Man arrested for 'planning attack' on tourists in France
A radicalised convert to Islam has been arrested in France for allegedly planning to attack American and Russian tourists at a popular medieval site, legal sources said Thursday.
News of the arrest came as the country reeled from yet another terror attack, after an extremist pledging allegiance to the Islamic State group killed a policeman and his partner at their home in the Paris suburb of Magnanville on Monday.
A judicial source said the 22-year-old suspect was arrested on Monday night in southern Carcassonne where he had gone to carry out "a violent act, in particular targeting Americans and Russians".
He had in his possession "a knife and a small mallet", the source said.
The suspect comes from the southern French town of Lunel -- notorious for the number of residents who have left to wage jihad in Syria -- but had been living in the nearby Tarn region.
France has been under a state of emergency since Islamic State gunmen and suicide bombers struck Paris in November, killing 130.
And terror fears have been heightened by the presence of hundreds of thousands of fans for the month-long Euro 2016 football championship.
- Silent march for police couple -
In Monday's assault, 25-year-old Larossi Abballa, who had served time for links to jihadist networks, killed 42-year-old police commander Jean-Baptiste Salvaing outside his home in Magnanville.
He then entered the house, taking Salvaing's 36-year-old partner Jessica Schneider and the couple's three-year-old son hostage, before slitting her throat.
Schneider was an employee of the police station where her partner worked.
Abballa was later killed in a police raid on the house, where officers found the little boy traumatised but unhurt.
Just before the raid, Abballa streamed a live video on Facebook of himself inside the house with the toddler, urging "other surprises" and pledging to "turn the Euro into a graveyard".
Paris prosecutor Francois Molins said police had found a hit list at the scene of the attack naming police, rappers and journalists.
Abballa, from Mantes-la-Jolie, told police negotiators before his death that he had sworn loyalty to IS three weeks earlier.
A crowd of some 2,500 people -- including officers in plain clothes -- marched in silence on Thursday to honour the slain couple, many weeping openly.
- Three others in custody -
Three associates of Abballa were arrested over the attack, and their detention was on Thursday extended for another 48 hours, a legal source told AFP.

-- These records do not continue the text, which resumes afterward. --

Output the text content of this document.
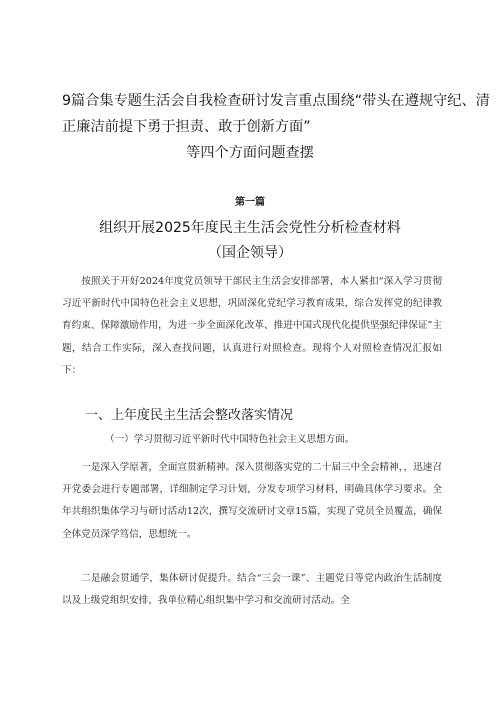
9篇合集专题生活会自我检查研讨发言重点围绕“带头在遵规守纪、清
正廉洁前提下勇于担责、敢于创新方面”
等四个方面问题查摆
第一篇
组织开展2025年度民主生活会党性分析检查材料
（国企领导）

按照关于开好2024年度党员领导干部民主生活会安排部署，本人紧扣“深入学习贯彻习近平新时代中国特色社会主义思想，巩固深化党纪学习教育成果，综合发挥党的纪律教育约束、保障激励作用，为进一步全面深化改革、推进中国式现代化提供坚强纪律保证”主题，结合工作实际，深入查找问题，认真进行对照检查。现将个人对照检查情况汇报如下：

一、上年度民主生活会整改落实情况
（一）学习贯彻习近平新时代中国特色社会主义思想方面。

一是深入学原著，全面宣贯新精神。深入贯彻落实党的二十届三中全会精神，，迅速召开党委会进行专题部署，详细制定学习计划，分发专项学习材料，明确具体学习要求。全年共组织集体学习与研讨活动12次，撰写交流研讨文章15篇，实现了党员全员覆盖，确保全体党员深学笃信，思想统一。

二是融会贯通学，集体研讨促提升。结合“三会一课”、主题党日等党内政治生活制度以及上级党组织安排，我单位精心组织集中学习和交流研讨活动。全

Two of the suspects, aged 27 and 29, were convicted alongside Abballa in 2013 over ties to a network recruiting jihadists for Pakistan.
At the time, Abballa was sentenced to three years in prison.
The French attack came a day after another lone wolf pledging support to IS gunned down 49 people in Orlando, Florida, highlighting the difficulty in tracking those inspired by the jihadists from afar.
French Prime Minister Manuel Valls said Wednesday that a lone wolf attack was hard to prevent and more attacks were likely to follow.
"More innocent people will lose their lives. It's very hard to say this... but unfortunately it is the truth," he said.
French President Francois Hollande will on Friday preside over an official memorial service in honour of the murdered couple.